Reese Witherspoon foi além. Da loira subestimada do cinema à atriz mais bem paga do mundo, ela revolucionou o mercado editorial e de entretenimento através de seu clube do livro focado em protagonistas femininas. Os livros selecionados já vêm com acordos de adaptação que são fechados posteriormente com plataformas como Netflix e Hulu. Em 2021, sua produtora Hello Sunshine foi vendida parcialmente por US$ 900 milhões.

Clube de Leitura D’Elas
Dizem que ler é uma atividade solitária, mas o Clube de leitura D’Elas, de Porto Alegre, está determinado a mudar esse conceito e transformar a experiência em uma jornada coletiva.
A cada mês, o livro é sorteado entre as sugestões das integrantes. Quem indica o título que será lido abre as portas de sua casa para um jantar literário, onde acontecem trocas poderosas, crescimento e aprendizado para todas as participantes.
A formula deu tão certo que o clube já conta com quatro unidades, além do grupo 60+, composto por mulheres a partir de 60 anos. Segundo a fundadora do Clube de Leitura D’Elas, Claudine da Costa Smolenaars, um grupo exclusivo para essa faixa etária “promove mais conexão entre aquelas que vivem situações parecidas, já são avós, aposentadas, já viveram mais… e estão em outro ritmo, buscam reflexões diferentes das mais jovens”.
Por fim…
Clubes literários com esse formato ganham popularidade, pois refletem uma mudança social mais ampla em direção a conexões verdadeiras e senso de comunidade tão escassos hoje em dia.
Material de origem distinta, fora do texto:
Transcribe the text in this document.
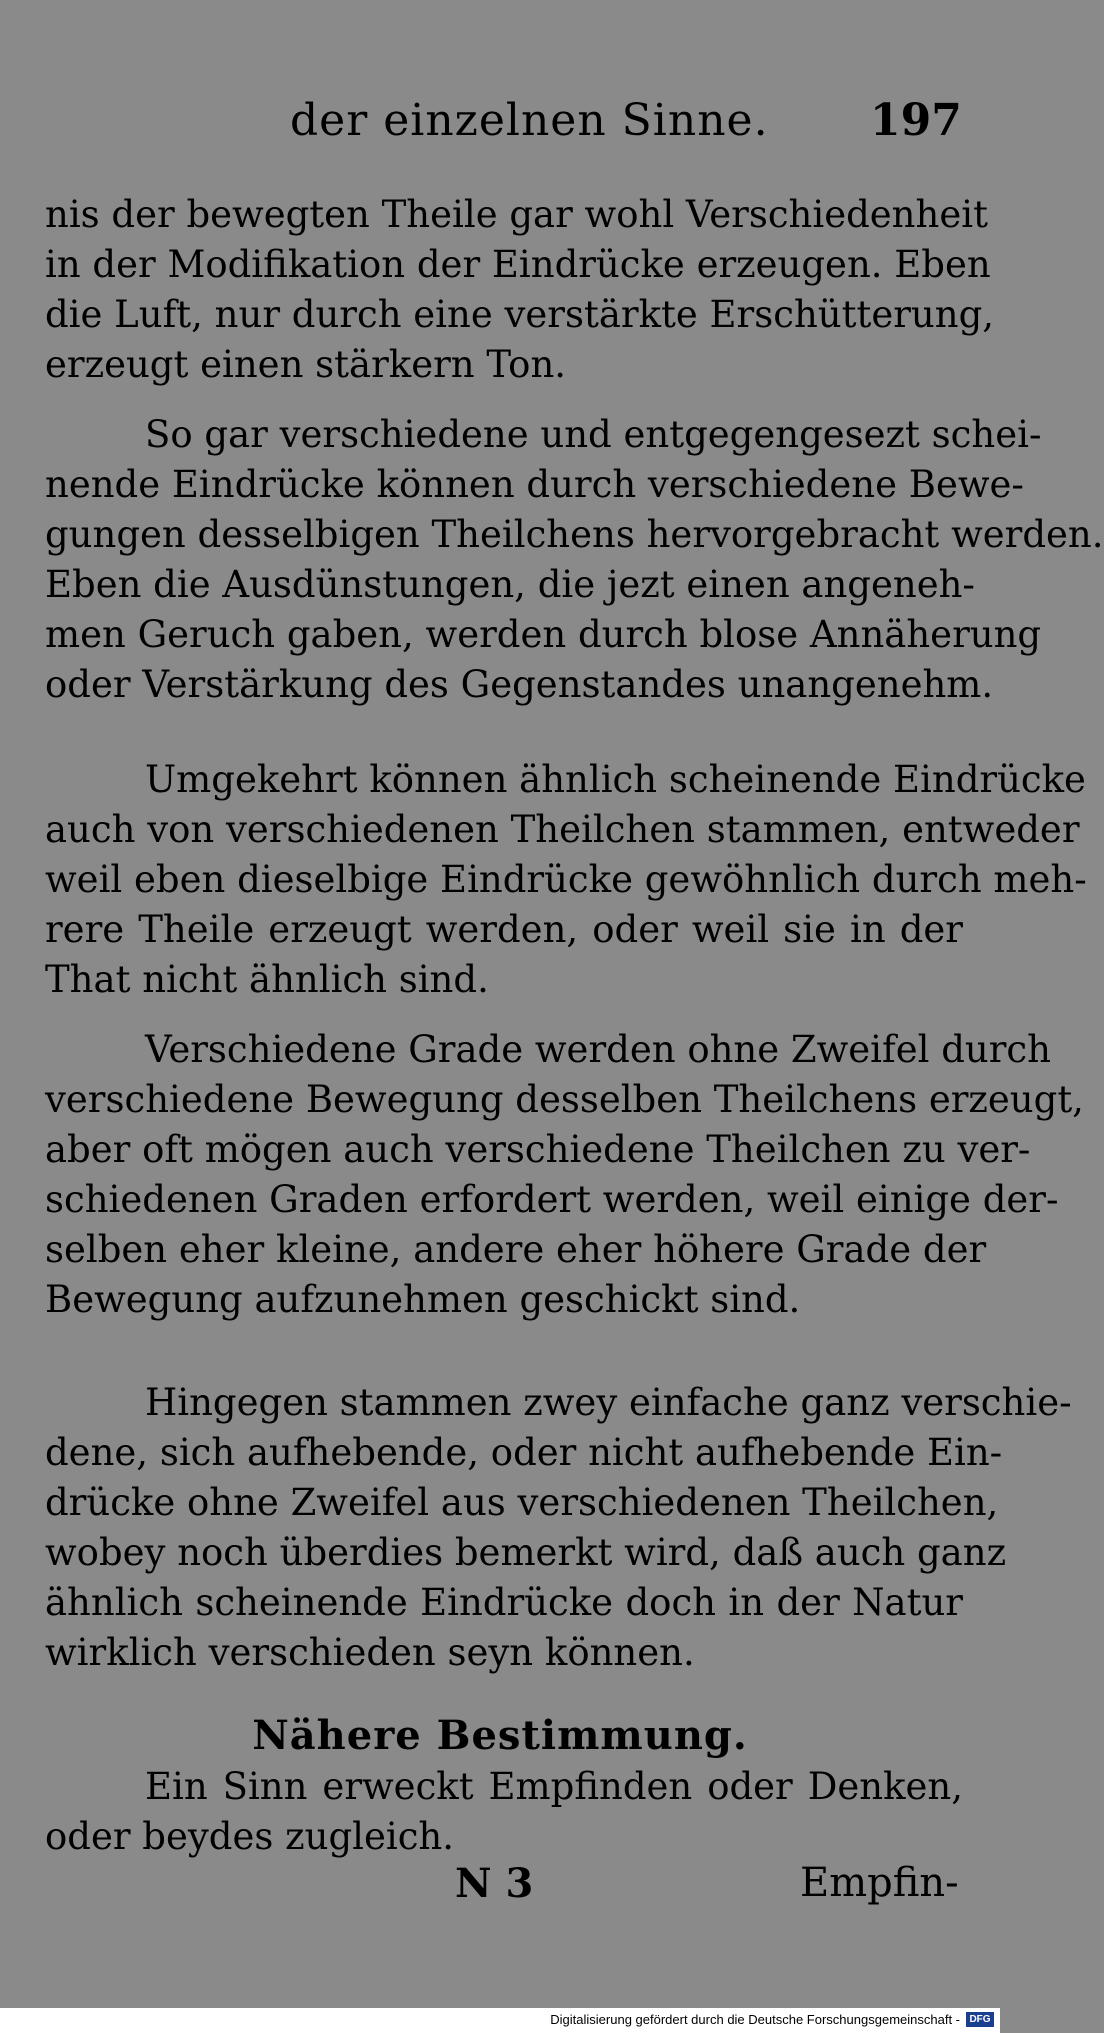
der einzelnen Sinne. 197
nis der bewegten Theile gar wohl Verschiedenheit
in der Modifikation der Eindrücke erzeugen. Eben
die Luft, nur durch eine verstärkte Erschütterung,
erzeugt einen stärkern Ton.
So gar verschiedene und entgegengesezt schei-
nende Eindrücke können durch verschiedene Bewe-
gungen desselbigen Theilchens hervorgebracht werden.
Eben die Ausdünstungen, die jezt einen angeneh-
men Geruch gaben, werden durch blose Annäherung
oder Verstärkung des Gegenstandes unangenehm.
Umgekehrt können ähnlich scheinende Eindrücke
auch von verschiedenen Theilchen stammen, entweder
weil eben dieselbige Eindrücke gewöhnlich durch meh-
rere Theile erzeugt werden, oder weil sie in der
That nicht ähnlich sind.
Verschiedene Grade werden ohne Zweifel durch
verschiedene Bewegung desselben Theilchens erzeugt,
aber oft mögen auch verschiedene Theilchen zu ver-
schiedenen Graden erfordert werden, weil einige der-
selben eher kleine, andere eher höhere Grade der
Bewegung aufzunehmen geschickt sind.
Hingegen stammen zwey einfache ganz verschie-
dene, sich aufhebende, oder nicht aufhebende Ein-
drücke ohne Zweifel aus verschiedenen Theilchen,
wobey noch überdies bemerkt wird, daß auch ganz
ähnlich scheinende Eindrücke doch in der Natur
wirklich verschieden seyn können.
Nähere Bestimmung.
Ein Sinn erweckt Empfinden oder Denken,
oder beydes zugleich.
N 3	Empfin-
Digitalisierung gefördert durch die Deutsche Forschungsgemeinschaft - DFG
A oportunidade de trocar ideias sobre clássicos da literatura brasileira, como Olhai os lírios do campo, de Érico Veríssimo, ou alguma ficção em prosa da Tetralogia Napolitana, nos oferece o alívio de mais uma noite livres de sermos sugados pelos algoritmo das redes sociais.
Afinal, não estamos todos precisados de um pouco mais de conexão e contato humano em um mundo cada vez mais solitário?